The U-505 Exhibit -- completely amazing history here: "Capturing the U-505"

(The videos and audio in the exhibit itself are narrated by the "Cold Case Files" guy, who has the perfect voice for it!!)




The agriculture exhibit was interesting, but this display in the part about dairy cattle cracked me up:



I have to cop to the fact that I am 40 years old and I didn't actually know how a toilet worked until I saw this display and listened to the audio:



The Big Tease: The Star Wars exhibit was sold out, so I couldn't go through it. You can bet I'll be going back in November or December to see it before it's gone in January.

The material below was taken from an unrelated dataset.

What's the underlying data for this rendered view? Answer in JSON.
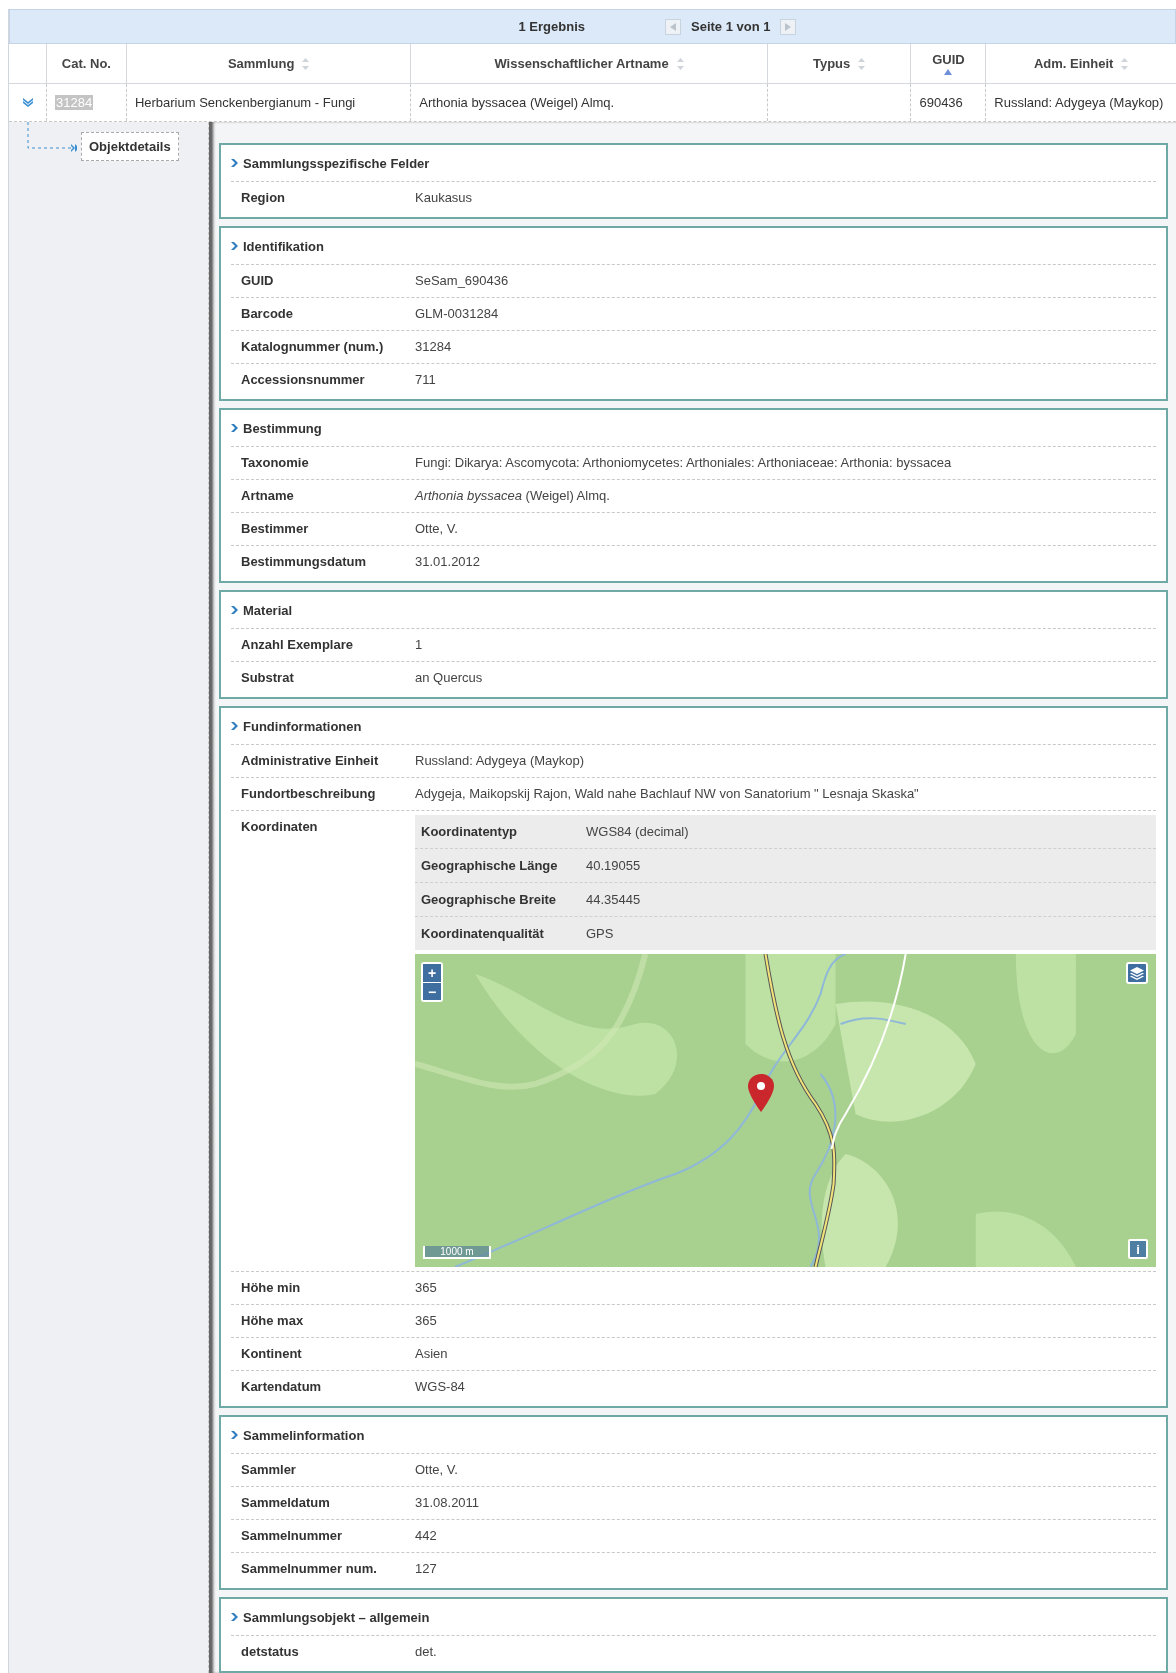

Here's the not-so-busy-looking entrance to the exhibit:



Lunch, museum/Starbucks-style:



For Brit, a cyclotron from Univ of MI from the 1930's:



Not the best photo, but this has been one of my favorite displays for years:



My favorite parts of the day were: the genetics laboratory where I saw a mini-lecture on DNA and then wandered around to find some hatching baby chicks:



Talking with my cousin on the phone, even though I found out her plane wasn't going to be to Chicago in time for us to get together...


Playing Star Wars trivia with a really friendly, helpful museum employee who chatted me up for about 10 minute and told me the inside scoop on reserving tickets online, told me about the Star Wars exhibit, and then played a couple of rounds of trivia with me, which is what she was there for:



A huge section on how the brain works that I don't remember seeing before:



A beautifully laid-out display about evolution and how species evolved across the planet (which also gave me an idea about some Christmas gifts I want to make...but that's another story):



I stopped for more Starbucks along the Indiana Toll Road on the way home (which is probably why I was still awake at 2:30 in the morning):



I also stopped for gas and this was the first time I'd ever seen E85 listed on a regular gas-price sign -- how cool is that?!:



The sunset behind me was so unbelievably cool, I kept trying to get a shot of it while driving:



And this one finally came close. It was a great road trip.